From this schema, can our Control job "replay" the ETL job that ran erroneously? Well, if the Audit process collected only the schema above, the answer to this question would be "no." We would have to capture information about individual job runs in order to "replay" an ETL job. How do we store this information to inform the Control process accordingly?
This schema paints a bigger picture of the kind of information we can collect to "replay" an ETL job. Notice the relationship among the ETL_JOB, ETL_JOB_RUN, and ETL_JOB_PARAM tables. These tables allow us to store all of the parameters associated with an individual run of an ETL job. By querying these tables appropriately, we can reverse engineer the job that created the erroneous records flagged by our Audit and Balance processes. From here, our Control process only has to resubmit an additional job with the same (or a modified set of) parameters from the one originally submitted.
What happens if we cannot rerun our ETL job? How do we make our erroneous records known? Did our Audit process gather enough information to flag an issue for manual intervention by a Data Engineer? Based on the above schema, the answer is "yes." Notice in the ETL_JOB table there are some fields preceded by the
AUD_ prefix. The
AUD_EMAIL field should point to the email of the data engineer that is equipped to fix any issues flagged by the ABC framework.
The above schemas are by no means complete. What we have shown here are the minimum requirements for an effective Control job. If the Audit and Balance processes have run properly, we can rest assured that for simple ETL jobs, your Control process should run effectively. That being said, it's very important to recognize DQM is not a one-size-fits-all solution. To properly implement the ABC framework, you need to thoroughly understand the needs of your ETL pipeline. By understanding the strengths and weaknesses of your ETL pipeline, you can craft effective Data Quality Management systems using the ABC framework.
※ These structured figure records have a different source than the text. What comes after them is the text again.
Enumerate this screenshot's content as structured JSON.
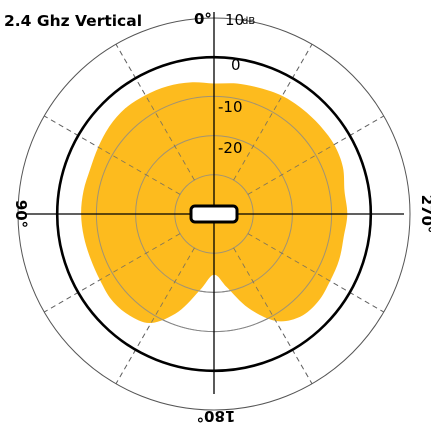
{
  "chart_data": {
    "type": "polar-area",
    "title": "2.4 Ghz Vertical",
    "angle_labels": {
      "top": "0°",
      "left": "90°",
      "right": "270°",
      "bottom": "180°"
    },
    "radial_ticks": [
      {
        "value": 10,
        "label": "10",
        "unit": "dB"
      },
      {
        "value": 0,
        "label": "0"
      },
      {
        "value": -10,
        "label": "-10"
      },
      {
        "value": -20,
        "label": "-20"
      }
    ],
    "r_range_db": [
      -40,
      10
    ],
    "reference_circle_db": 0,
    "angular_grid_step_deg": 30,
    "fill_color": "#FDBB1E",
    "series": [
      {
        "values": [
          {
            "angle": 0,
            "db": -6.7
          },
          {
            "angle": 10,
            "db": -5.9
          },
          {
            "angle": 20,
            "db": -5.3
          },
          {
            "angle": 30,
            "db": -5.0
          },
          {
            "angle": 40,
            "db": -4.8
          },
          {
            "angle": 50,
            "db": -5.2
          },
          {
            "angle": 60,
            "db": -5.9
          },
          {
            "angle": 70,
            "db": -6.4
          },
          {
            "angle": 80,
            "db": -6.2
          },
          {
            "angle": 90,
            "db": -6.1
          },
          {
            "angle": 100,
            "db": -6.3
          },
          {
            "angle": 110,
            "db": -6.5
          },
          {
            "angle": 120,
            "db": -6.4
          },
          {
            "angle": 130,
            "db": -5.9
          },
          {
            "angle": 140,
            "db": -6.3
          },
          {
            "angle": 150,
            "db": -7.9
          },
          {
            "angle": 160,
            "db": -13.5
          },
          {
            "angle": 170,
            "db": -20.5
          },
          {
            "angle": 180,
            "db": -24.5
          },
          {
            "angle": 190,
            "db": -21.0
          },
          {
            "angle": 200,
            "db": -14.5
          },
          {
            "angle": 210,
            "db": -8.5
          },
          {
            "angle": 220,
            "db": -5.8
          },
          {
            "angle": 230,
            "db": -5.3
          },
          {
            "angle": 240,
            "db": -5.8
          },
          {
            "angle": 250,
            "db": -6.0
          },
          {
            "angle": 260,
            "db": -6.4
          },
          {
            "angle": 270,
            "db": -6.0
          },
          {
            "angle": 280,
            "db": -6.2
          },
          {
            "angle": 290,
            "db": -5.0
          },
          {
            "angle": 300,
            "db": -4.6
          },
          {
            "angle": 310,
            "db": -4.8
          },
          {
            "angle": 320,
            "db": -5.0
          },
          {
            "angle": 330,
            "db": -5.2
          },
          {
            "angle": 340,
            "db": -5.8
          },
          {
            "angle": 350,
            "db": -6.2
          }
        ]
      }
    ],
    "grid": true,
    "legend": false
  }
}
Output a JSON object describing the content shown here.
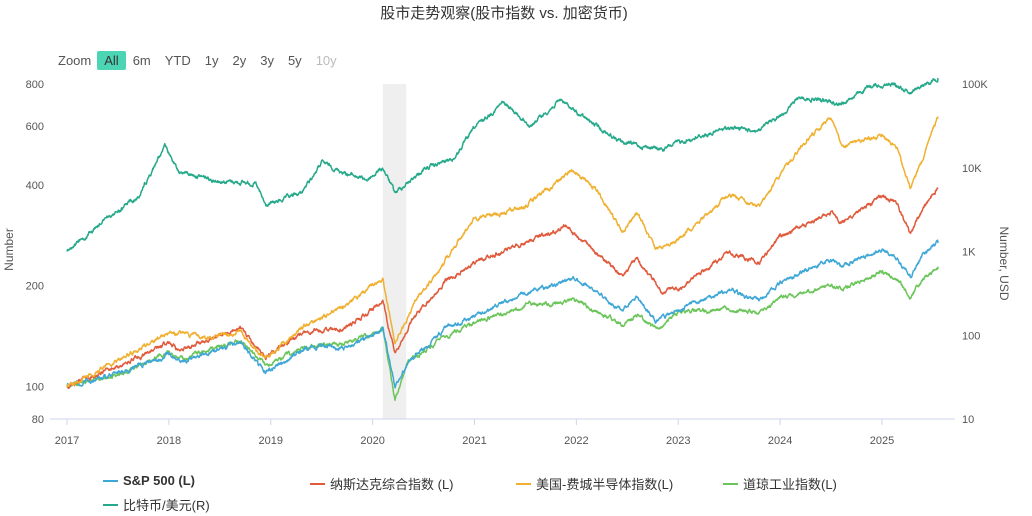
{
  "title": "股市走势观察(股市指数 vs. 加密货币)",
  "zoom": {
    "label": "Zoom",
    "buttons": [
      "All",
      "6m",
      "YTD",
      "1y",
      "2y",
      "3y",
      "5y",
      "10y"
    ]
  },
  "chart_data": {
    "type": "line",
    "title": "股市走势观察(股市指数 vs. 加密货币)",
    "x_range": [
      2017.0,
      2025.55
    ],
    "x_ticks": [
      "2017",
      "2018",
      "2019",
      "2020",
      "2021",
      "2022",
      "2023",
      "2024",
      "2025"
    ],
    "left_axis": {
      "label": "Number",
      "scale": "log",
      "range": [
        80,
        800
      ],
      "ticks": [
        "80",
        "100",
        "200",
        "400",
        "600",
        "800"
      ]
    },
    "right_axis": {
      "label": "Number, USD",
      "scale": "log",
      "range": [
        10,
        100000
      ],
      "ticks": [
        "10",
        "100",
        "1K",
        "10K",
        "100K"
      ]
    },
    "shaded_band": {
      "from": 2020.1,
      "to": 2020.33
    },
    "series": [
      {
        "name": "S&P 500 (L)",
        "axis": "left",
        "color": "#3fa7d6",
        "points": [
          [
            2017.0,
            100
          ],
          [
            2017.5,
            110
          ],
          [
            2018.0,
            125
          ],
          [
            2018.1,
            118
          ],
          [
            2018.7,
            135
          ],
          [
            2018.95,
            110
          ],
          [
            2019.3,
            128
          ],
          [
            2019.5,
            132
          ],
          [
            2019.75,
            130
          ],
          [
            2020.1,
            148
          ],
          [
            2020.22,
            100
          ],
          [
            2020.35,
            118
          ],
          [
            2020.7,
            148
          ],
          [
            2021.0,
            162
          ],
          [
            2021.5,
            190
          ],
          [
            2022.0,
            210
          ],
          [
            2022.45,
            168
          ],
          [
            2022.6,
            185
          ],
          [
            2022.78,
            157
          ],
          [
            2023.0,
            170
          ],
          [
            2023.5,
            195
          ],
          [
            2023.8,
            180
          ],
          [
            2024.0,
            205
          ],
          [
            2024.5,
            240
          ],
          [
            2024.6,
            228
          ],
          [
            2025.0,
            258
          ],
          [
            2025.15,
            240
          ],
          [
            2025.28,
            212
          ],
          [
            2025.4,
            248
          ],
          [
            2025.55,
            268
          ]
        ]
      },
      {
        "name": "纳斯达克综合指数 (L)",
        "axis": "left",
        "color": "#e05a3c",
        "points": [
          [
            2017.0,
            100
          ],
          [
            2017.5,
            115
          ],
          [
            2018.0,
            135
          ],
          [
            2018.1,
            128
          ],
          [
            2018.7,
            150
          ],
          [
            2018.95,
            122
          ],
          [
            2019.3,
            145
          ],
          [
            2019.75,
            150
          ],
          [
            2020.1,
            180
          ],
          [
            2020.22,
            125
          ],
          [
            2020.4,
            160
          ],
          [
            2020.7,
            205
          ],
          [
            2021.0,
            235
          ],
          [
            2021.5,
            270
          ],
          [
            2021.9,
            300
          ],
          [
            2022.45,
            215
          ],
          [
            2022.6,
            240
          ],
          [
            2022.85,
            190
          ],
          [
            2023.0,
            195
          ],
          [
            2023.5,
            250
          ],
          [
            2023.8,
            235
          ],
          [
            2024.0,
            280
          ],
          [
            2024.5,
            330
          ],
          [
            2024.6,
            310
          ],
          [
            2025.0,
            370
          ],
          [
            2025.15,
            350
          ],
          [
            2025.28,
            285
          ],
          [
            2025.4,
            340
          ],
          [
            2025.55,
            392
          ]
        ]
      },
      {
        "name": "美国-费城半导体指数(L)",
        "axis": "left",
        "color": "#f0b030",
        "points": [
          [
            2017.0,
            100
          ],
          [
            2017.5,
            120
          ],
          [
            2018.0,
            145
          ],
          [
            2018.4,
            140
          ],
          [
            2018.7,
            145
          ],
          [
            2018.95,
            120
          ],
          [
            2019.3,
            150
          ],
          [
            2019.75,
            175
          ],
          [
            2020.1,
            210
          ],
          [
            2020.22,
            135
          ],
          [
            2020.45,
            185
          ],
          [
            2020.7,
            235
          ],
          [
            2021.0,
            320
          ],
          [
            2021.3,
            330
          ],
          [
            2021.5,
            345
          ],
          [
            2021.95,
            440
          ],
          [
            2022.2,
            390
          ],
          [
            2022.45,
            290
          ],
          [
            2022.6,
            330
          ],
          [
            2022.78,
            255
          ],
          [
            2023.0,
            275
          ],
          [
            2023.5,
            375
          ],
          [
            2023.8,
            340
          ],
          [
            2024.0,
            430
          ],
          [
            2024.3,
            560
          ],
          [
            2024.5,
            640
          ],
          [
            2024.6,
            520
          ],
          [
            2025.0,
            560
          ],
          [
            2025.15,
            510
          ],
          [
            2025.28,
            395
          ],
          [
            2025.4,
            480
          ],
          [
            2025.55,
            640
          ]
        ]
      },
      {
        "name": "道琼工业指数(L)",
        "axis": "left",
        "color": "#6cc55a",
        "points": [
          [
            2017.0,
            100
          ],
          [
            2017.5,
            108
          ],
          [
            2018.0,
            128
          ],
          [
            2018.1,
            120
          ],
          [
            2018.7,
            138
          ],
          [
            2018.95,
            115
          ],
          [
            2019.3,
            130
          ],
          [
            2019.75,
            135
          ],
          [
            2020.1,
            148
          ],
          [
            2020.22,
            92
          ],
          [
            2020.35,
            118
          ],
          [
            2020.7,
            140
          ],
          [
            2021.0,
            155
          ],
          [
            2021.5,
            175
          ],
          [
            2022.0,
            180
          ],
          [
            2022.45,
            153
          ],
          [
            2022.6,
            163
          ],
          [
            2022.78,
            148
          ],
          [
            2023.0,
            166
          ],
          [
            2023.5,
            170
          ],
          [
            2023.8,
            165
          ],
          [
            2024.0,
            185
          ],
          [
            2024.5,
            200
          ],
          [
            2024.6,
            195
          ],
          [
            2025.0,
            220
          ],
          [
            2025.15,
            210
          ],
          [
            2025.28,
            185
          ],
          [
            2025.4,
            210
          ],
          [
            2025.55,
            228
          ]
        ]
      },
      {
        "name": "比特币/美元(R)",
        "axis": "right",
        "color": "#26a98a",
        "points": [
          [
            2017.0,
            1000
          ],
          [
            2017.4,
            2500
          ],
          [
            2017.7,
            4500
          ],
          [
            2017.96,
            18000
          ],
          [
            2018.1,
            9000
          ],
          [
            2018.5,
            7000
          ],
          [
            2018.85,
            6500
          ],
          [
            2018.95,
            3500
          ],
          [
            2019.3,
            5000
          ],
          [
            2019.5,
            11500
          ],
          [
            2019.75,
            8500
          ],
          [
            2019.95,
            7200
          ],
          [
            2020.1,
            10000
          ],
          [
            2020.22,
            5000
          ],
          [
            2020.5,
            9500
          ],
          [
            2020.8,
            13000
          ],
          [
            2021.0,
            30000
          ],
          [
            2021.28,
            60000
          ],
          [
            2021.55,
            32000
          ],
          [
            2021.85,
            65000
          ],
          [
            2022.0,
            45000
          ],
          [
            2022.45,
            20000
          ],
          [
            2022.85,
            16500
          ],
          [
            2023.0,
            20000
          ],
          [
            2023.5,
            30000
          ],
          [
            2023.8,
            28000
          ],
          [
            2024.0,
            42000
          ],
          [
            2024.2,
            70000
          ],
          [
            2024.6,
            58000
          ],
          [
            2024.9,
            95000
          ],
          [
            2025.1,
            100000
          ],
          [
            2025.28,
            80000
          ],
          [
            2025.45,
            105000
          ],
          [
            2025.55,
            118000
          ]
        ]
      }
    ]
  },
  "legend": {
    "items": [
      {
        "label": "S&P 500 (L)",
        "color": "#3fa7d6"
      },
      {
        "label": "纳斯达克综合指数 (L)",
        "color": "#e05a3c"
      },
      {
        "label": "美国-费城半导体指数(L)",
        "color": "#f0b030"
      },
      {
        "label": "道琼工业指数(L)",
        "color": "#6cc55a"
      },
      {
        "label": "比特币/美元(R)",
        "color": "#26a98a"
      }
    ]
  }
}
There's a lot of information in this series on Data Quality Management, and these articles only scratch the surface. Hopefully they have piqued interest in the subject, as this is a complex field with no single solution. We can still do our best to generalize some thematic points that will help you to begin implementing a Data Quality Management system for your business.
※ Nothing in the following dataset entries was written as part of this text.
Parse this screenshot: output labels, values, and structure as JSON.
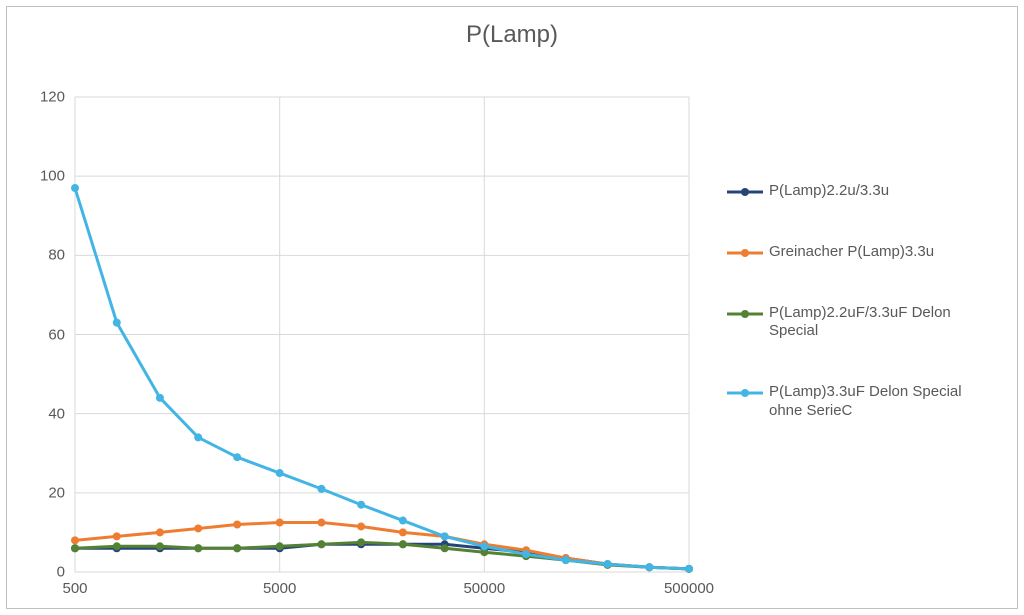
{
  "chart": {
    "type": "line",
    "title": "P(Lamp)",
    "title_fontsize": 24,
    "title_color": "#595959",
    "background_color": "#ffffff",
    "plot_background_color": "#ffffff",
    "border_color": "#bfbfbf",
    "axis_line_color": "#d9d9d9",
    "grid_color": "#d9d9d9",
    "tick_label_color": "#595959",
    "tick_label_fontsize": 15,
    "x_axis": {
      "scale": "log",
      "min": 500,
      "max": 500000,
      "ticks": [
        500,
        5000,
        50000,
        500000
      ],
      "tick_labels": [
        "500",
        "5000",
        "50000",
        "500000"
      ]
    },
    "y_axis": {
      "scale": "linear",
      "min": 0,
      "max": 120,
      "tick_step": 20,
      "ticks": [
        0,
        20,
        40,
        60,
        80,
        100,
        120
      ],
      "tick_labels": [
        "0",
        "20",
        "40",
        "60",
        "80",
        "100",
        "120"
      ]
    },
    "x_values": [
      500,
      800,
      1300,
      2000,
      3100,
      5000,
      8000,
      12500,
      20000,
      32000,
      50000,
      80000,
      125000,
      200000,
      320000,
      500000
    ],
    "series": [
      {
        "name": "P(Lamp)2.2u/3.3u",
        "color": "#264478",
        "line_width": 3,
        "marker": "circle",
        "marker_size": 8,
        "y": [
          6,
          6,
          6,
          6,
          6,
          6,
          7,
          7,
          7,
          7,
          6,
          5,
          3.5,
          2,
          1.2,
          0.8
        ]
      },
      {
        "name": "Greinacher P(Lamp)3.3u",
        "color": "#ed7d31",
        "line_width": 3,
        "marker": "circle",
        "marker_size": 8,
        "y": [
          8,
          9,
          10,
          11,
          12,
          12.5,
          12.5,
          11.5,
          10,
          9,
          7,
          5.5,
          3.5,
          2,
          1.2,
          0.8
        ]
      },
      {
        "name": "P(Lamp)2.2uF/3.3uF Delon Special",
        "color": "#548235",
        "line_width": 3,
        "marker": "circle",
        "marker_size": 8,
        "y": [
          6,
          6.5,
          6.5,
          6,
          6,
          6.5,
          7,
          7.5,
          7,
          6,
          5,
          4,
          3,
          1.8,
          1.2,
          0.8
        ]
      },
      {
        "name": "P(Lamp)3.3uF Delon Special ohne SerieC",
        "color": "#43b5e4",
        "line_width": 3,
        "marker": "circle",
        "marker_size": 8,
        "y": [
          97,
          63,
          44,
          34,
          29,
          25,
          21,
          17,
          13,
          9,
          6.5,
          4.5,
          3,
          2,
          1.2,
          0.8
        ]
      }
    ],
    "legend": {
      "position": "right",
      "fontsize": 15,
      "text_color": "#595959"
    }
  }
}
- The ABC Framework is designed to codify issues and their corresponding resolutions encountered by ETL pipelines.
- The DQM solution employed by one ETL pipeline may not necessarily be the DQM solution required by another ETL pipeline. Use events to keep your DQM solutions flexible and responsive to your dynamic ETL architecture.
- Every issue encountered by an ETL pipeline should have a follow-up remediation action defined by your DQM pipeline. Audit determines if there was an issue, Balance determines what the issue was, and Control executes remediation. In other words, do not propagate errors downstream, propagate resolutions.